Chapter 7.1, Problem 23E

To determine

To find : the solution to the given system of equation using substitution method

Answer to Problem 23E

There is NO solution to the given system of equation

Explanation of Solution

Given information : The system of equation is $\{\begin{array}{l}6x+5y=-3\\ -x-\frac{5}{6}y=-7\end{array}$

Concept Involved:

Solution of a system of equation is the point which makes both the equation TRUE.

Graphically the solution to the system of equation is the point where the two lines meet.

Method of Substitution:

1. Solve one of the equations for one variable in terms of the other.

2. Substitute the expression found in Step 1 into the other equation to obtain an equation in one variable.

3. Solve the equation obtained in Step 2.

4. Back-substitute the value obtained in Step 3 into the expression obtained in Step 1 to find the value of the other variable.
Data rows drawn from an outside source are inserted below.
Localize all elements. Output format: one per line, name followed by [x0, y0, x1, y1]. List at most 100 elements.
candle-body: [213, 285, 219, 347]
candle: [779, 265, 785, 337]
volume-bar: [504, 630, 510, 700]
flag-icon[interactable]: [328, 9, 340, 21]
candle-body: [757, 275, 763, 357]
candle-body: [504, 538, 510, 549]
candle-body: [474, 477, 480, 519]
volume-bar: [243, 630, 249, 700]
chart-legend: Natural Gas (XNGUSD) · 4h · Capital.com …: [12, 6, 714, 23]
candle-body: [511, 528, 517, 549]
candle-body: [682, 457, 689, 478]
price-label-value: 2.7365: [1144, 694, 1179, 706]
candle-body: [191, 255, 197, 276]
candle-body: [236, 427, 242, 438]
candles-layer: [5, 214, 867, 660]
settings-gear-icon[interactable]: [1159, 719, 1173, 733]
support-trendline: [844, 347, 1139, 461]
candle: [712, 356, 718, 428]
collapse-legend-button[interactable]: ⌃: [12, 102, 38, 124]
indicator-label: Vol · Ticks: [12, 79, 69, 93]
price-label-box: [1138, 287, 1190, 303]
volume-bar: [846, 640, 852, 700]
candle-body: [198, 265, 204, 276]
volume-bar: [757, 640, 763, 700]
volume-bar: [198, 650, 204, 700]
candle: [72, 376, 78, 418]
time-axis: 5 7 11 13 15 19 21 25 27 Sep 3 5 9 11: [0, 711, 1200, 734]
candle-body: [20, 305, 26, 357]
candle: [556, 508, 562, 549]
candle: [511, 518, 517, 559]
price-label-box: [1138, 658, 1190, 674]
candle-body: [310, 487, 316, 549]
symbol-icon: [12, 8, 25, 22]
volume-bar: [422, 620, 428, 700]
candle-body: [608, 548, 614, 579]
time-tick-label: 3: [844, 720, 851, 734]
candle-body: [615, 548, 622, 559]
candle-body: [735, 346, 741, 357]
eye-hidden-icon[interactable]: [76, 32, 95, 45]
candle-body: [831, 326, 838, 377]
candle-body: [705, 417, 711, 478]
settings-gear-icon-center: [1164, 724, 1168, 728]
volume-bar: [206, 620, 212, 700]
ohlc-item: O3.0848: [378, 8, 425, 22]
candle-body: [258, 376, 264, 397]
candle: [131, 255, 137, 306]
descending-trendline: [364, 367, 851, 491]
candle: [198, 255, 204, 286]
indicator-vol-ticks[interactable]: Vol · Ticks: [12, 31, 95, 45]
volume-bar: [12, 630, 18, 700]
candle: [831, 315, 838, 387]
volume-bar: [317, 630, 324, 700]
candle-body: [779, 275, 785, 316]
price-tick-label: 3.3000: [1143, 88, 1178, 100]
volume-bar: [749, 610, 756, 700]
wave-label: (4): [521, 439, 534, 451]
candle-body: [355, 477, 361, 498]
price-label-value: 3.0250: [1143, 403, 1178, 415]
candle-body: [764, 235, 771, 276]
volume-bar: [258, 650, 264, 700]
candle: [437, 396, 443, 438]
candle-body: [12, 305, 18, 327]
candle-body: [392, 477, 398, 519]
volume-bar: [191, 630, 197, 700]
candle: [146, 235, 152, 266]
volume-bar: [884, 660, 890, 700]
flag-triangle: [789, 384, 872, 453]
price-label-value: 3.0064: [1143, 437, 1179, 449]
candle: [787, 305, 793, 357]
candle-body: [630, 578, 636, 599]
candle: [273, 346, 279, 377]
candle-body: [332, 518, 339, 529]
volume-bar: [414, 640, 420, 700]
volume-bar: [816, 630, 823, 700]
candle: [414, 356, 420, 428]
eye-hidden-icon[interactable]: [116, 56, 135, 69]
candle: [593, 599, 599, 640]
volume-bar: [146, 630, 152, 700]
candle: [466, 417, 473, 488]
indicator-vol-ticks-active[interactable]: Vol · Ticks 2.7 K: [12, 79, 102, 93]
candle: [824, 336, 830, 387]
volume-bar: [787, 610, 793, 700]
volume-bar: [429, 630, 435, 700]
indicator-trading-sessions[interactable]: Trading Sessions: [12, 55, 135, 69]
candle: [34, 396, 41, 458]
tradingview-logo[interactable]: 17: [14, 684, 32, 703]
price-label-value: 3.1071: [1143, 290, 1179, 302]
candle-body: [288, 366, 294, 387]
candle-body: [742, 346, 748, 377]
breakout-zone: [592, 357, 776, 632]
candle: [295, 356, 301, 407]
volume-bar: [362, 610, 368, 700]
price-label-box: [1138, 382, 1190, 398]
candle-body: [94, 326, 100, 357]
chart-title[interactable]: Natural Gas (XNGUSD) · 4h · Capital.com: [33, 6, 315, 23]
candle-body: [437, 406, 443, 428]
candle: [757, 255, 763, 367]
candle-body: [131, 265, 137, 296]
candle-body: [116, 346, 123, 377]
5. Check that the solution satisfies each of the original equations.

Calculation:

Description	Steps
Label the given equation	$6x+5y=-3\to 1^{st}Equation$ $-x-\frac{5}{6}y=-7\to 2^{nd}Equation$
Add $\frac{5}{6}y$ on both sides of the 2nd equation	$-x-\frac{5}{6}y+\frac{5}{6}y=-7+\frac{5}{6}y$
Combine like terms in both sides	$-x=-7+\frac{5}{6}y$

Calculation (Continued):

Description	Steps
Multiply -1 throughout the equation	$x=7-\frac{5}{6}y$
Substitute $7-\frac{5}{6}y$ for $x$ in the 1st equation	$6\left(7-\frac{5}{6}y\right)+5y=-3$
Distribute 6 in left side of the equation	$6\cdot 7-6\cdot \frac{5}{6}y+5y=-3$
Simplify fraction in left side of the equation	$42-5y+5y=-3$
Combine like terms in left side of the equation	$42=-3$

Conclusion:

Since we end up with an equation that is not true, there is no solution to the given system of equation, if drawn the two lines will never meet and will be parallel to each other.